2007). It is important for future research to investigate workplace arrangements and structural supports for mothers who are combining their NW schedules and breastfeeding practices.
The current study examined exposure to any nonstandard schedule on breastfeeding practices at 9 months. It will be important for future research to interrogate NW at different durations and intensity. Data was limited to retrospective interviews with mothers at 9 months postpartum but evidence finds that maternal recall of breastfeeding initiation and duration is valid and reliable (Li et al.
2005). Although it is conceivable that mothers may have given socially desirable answers or poorly recalled their breastfeeding experiences, and such imprecisions could have created measurement error. For example, there may be misclassification of breastfeeding in the shortest breastfeeding categories. The shortest breastfeeding category is heterogeneous and includes infant feeding for a few days or a couple of weeks, thus resulting in an underestimate or overestimate of the linkages between NW schedules and breastfeeding. Further, the data do not include information on types of formula milk. These are important areas to expand upon in future data collection endeavors in birth cohort studies.
An important strength of the current study was that analyses adjusted for a number of potential socioeconomic, maternal, and psychosocial factors that may have accounted for the linkages between NW and breastfeeding practices. Although MCS data have rich information on socioeconomic factors, it is still possible there are important omitted variables, such as wealth, that may elucidate the relationships between NW schedules and breastfeeding patterns. A further empirical problem arises from the lack of information on intention to breastfeed. Although a mother’s intention may change before or after the birth of a child, a reasonable surrogate of intention is maternity leave; indeed initial results presented here were not confounded by length of leave. Lastly, the findings from this study do not accurately portray the complex set of decision making and tradeoffs mothers make when integrating work schedules and breastfeeding. These dynamics may be further understood using qualitative data that collects information on how mothers manage NW schedule constraints and breastfeeding behaviors.
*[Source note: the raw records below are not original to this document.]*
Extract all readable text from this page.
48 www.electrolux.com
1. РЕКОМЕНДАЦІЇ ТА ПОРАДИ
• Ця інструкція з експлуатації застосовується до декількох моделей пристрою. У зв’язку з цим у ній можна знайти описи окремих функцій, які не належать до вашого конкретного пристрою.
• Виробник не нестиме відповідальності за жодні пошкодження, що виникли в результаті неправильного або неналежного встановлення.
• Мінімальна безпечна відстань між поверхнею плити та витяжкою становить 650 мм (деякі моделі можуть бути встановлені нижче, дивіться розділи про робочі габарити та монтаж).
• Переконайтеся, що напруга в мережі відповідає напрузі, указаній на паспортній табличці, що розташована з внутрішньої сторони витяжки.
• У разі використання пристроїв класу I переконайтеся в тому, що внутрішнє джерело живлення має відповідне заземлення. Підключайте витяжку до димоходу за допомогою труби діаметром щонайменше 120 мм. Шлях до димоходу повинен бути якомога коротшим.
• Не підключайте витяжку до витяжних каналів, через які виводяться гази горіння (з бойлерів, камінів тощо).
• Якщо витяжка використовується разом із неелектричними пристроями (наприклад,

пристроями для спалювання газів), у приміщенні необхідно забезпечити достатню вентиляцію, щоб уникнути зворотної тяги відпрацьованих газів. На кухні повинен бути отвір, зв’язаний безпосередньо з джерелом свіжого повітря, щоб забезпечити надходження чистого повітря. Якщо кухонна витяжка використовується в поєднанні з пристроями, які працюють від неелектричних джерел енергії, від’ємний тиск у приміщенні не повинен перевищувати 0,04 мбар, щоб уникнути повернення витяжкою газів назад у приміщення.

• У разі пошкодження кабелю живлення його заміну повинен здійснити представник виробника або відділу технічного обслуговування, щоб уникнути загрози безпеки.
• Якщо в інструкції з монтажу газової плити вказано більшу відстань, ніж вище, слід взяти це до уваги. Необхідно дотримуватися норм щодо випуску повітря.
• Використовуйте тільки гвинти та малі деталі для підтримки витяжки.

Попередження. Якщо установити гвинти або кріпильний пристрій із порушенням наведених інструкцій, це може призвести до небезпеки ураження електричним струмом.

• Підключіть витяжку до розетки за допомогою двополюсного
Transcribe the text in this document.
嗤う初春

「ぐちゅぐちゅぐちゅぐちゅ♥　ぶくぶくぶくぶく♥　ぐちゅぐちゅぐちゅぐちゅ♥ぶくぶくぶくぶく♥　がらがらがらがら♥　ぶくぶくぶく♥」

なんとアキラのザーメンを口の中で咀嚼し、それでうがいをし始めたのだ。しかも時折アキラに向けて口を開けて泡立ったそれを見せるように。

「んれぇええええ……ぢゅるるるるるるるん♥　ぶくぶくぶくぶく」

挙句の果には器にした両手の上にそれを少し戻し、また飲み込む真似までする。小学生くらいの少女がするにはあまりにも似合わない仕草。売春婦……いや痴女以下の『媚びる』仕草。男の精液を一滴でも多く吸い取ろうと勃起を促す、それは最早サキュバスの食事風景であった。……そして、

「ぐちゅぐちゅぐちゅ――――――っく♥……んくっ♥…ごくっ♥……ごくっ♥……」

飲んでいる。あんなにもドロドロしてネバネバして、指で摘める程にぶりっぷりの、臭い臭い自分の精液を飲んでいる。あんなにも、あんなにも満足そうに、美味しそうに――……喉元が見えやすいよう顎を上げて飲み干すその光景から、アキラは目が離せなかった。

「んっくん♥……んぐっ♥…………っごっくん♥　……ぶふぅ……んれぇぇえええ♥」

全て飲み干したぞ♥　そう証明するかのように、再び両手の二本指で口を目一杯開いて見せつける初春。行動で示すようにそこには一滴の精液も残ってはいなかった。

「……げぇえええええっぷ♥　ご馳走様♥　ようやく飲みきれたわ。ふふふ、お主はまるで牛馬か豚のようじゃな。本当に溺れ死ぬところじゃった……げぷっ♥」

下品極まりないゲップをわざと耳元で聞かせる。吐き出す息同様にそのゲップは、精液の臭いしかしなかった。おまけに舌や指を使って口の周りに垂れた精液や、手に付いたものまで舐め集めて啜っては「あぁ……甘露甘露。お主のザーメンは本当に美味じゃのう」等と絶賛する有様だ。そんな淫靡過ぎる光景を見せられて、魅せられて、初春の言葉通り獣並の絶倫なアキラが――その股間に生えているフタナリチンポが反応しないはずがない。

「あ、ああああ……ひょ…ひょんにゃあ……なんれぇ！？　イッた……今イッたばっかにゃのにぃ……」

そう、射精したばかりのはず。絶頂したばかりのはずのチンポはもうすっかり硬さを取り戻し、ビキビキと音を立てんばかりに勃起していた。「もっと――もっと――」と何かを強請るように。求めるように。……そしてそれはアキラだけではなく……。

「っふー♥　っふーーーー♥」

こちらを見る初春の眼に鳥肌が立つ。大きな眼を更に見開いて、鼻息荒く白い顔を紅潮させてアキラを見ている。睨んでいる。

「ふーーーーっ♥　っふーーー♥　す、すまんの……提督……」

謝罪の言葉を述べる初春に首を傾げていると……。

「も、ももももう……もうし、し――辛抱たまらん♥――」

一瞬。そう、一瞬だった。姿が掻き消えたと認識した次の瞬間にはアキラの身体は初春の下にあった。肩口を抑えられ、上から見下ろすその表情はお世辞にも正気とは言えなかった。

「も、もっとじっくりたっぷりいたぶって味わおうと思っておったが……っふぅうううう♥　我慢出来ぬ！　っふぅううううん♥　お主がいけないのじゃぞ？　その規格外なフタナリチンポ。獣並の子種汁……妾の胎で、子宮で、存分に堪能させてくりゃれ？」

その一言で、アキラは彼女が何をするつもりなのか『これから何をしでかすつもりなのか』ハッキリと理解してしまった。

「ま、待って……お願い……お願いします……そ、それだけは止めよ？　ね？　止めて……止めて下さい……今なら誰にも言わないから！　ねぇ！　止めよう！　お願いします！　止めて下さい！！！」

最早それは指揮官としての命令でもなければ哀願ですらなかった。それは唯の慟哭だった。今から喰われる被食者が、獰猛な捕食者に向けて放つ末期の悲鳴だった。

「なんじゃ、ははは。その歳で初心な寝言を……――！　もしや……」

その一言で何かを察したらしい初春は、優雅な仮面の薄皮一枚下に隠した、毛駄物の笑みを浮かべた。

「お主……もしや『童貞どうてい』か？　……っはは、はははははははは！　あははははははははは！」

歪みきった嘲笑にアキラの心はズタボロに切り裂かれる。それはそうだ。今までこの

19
In summary, this is the first UK study to add to the growing literature on the prevalence of nonstandard schedules among mothers of a contemporary cohort of children. The descriptive finding that mother’s evening schedules are positively associated with breastfeeding initiation and longer breastfeeding durations has important policy implications. UK employment policies have encouraged maternal employment (Dolton and Smith
2011) while Department of Health initiatives are facilitating breastfeeding initiation, and particularly for disadvantaged groups, who are disproportionally low-income and less educated (Executive
2003). Future public health strategies can incorporate NW schedules in policies supporting women who aim to combine working and breastfeeding practices.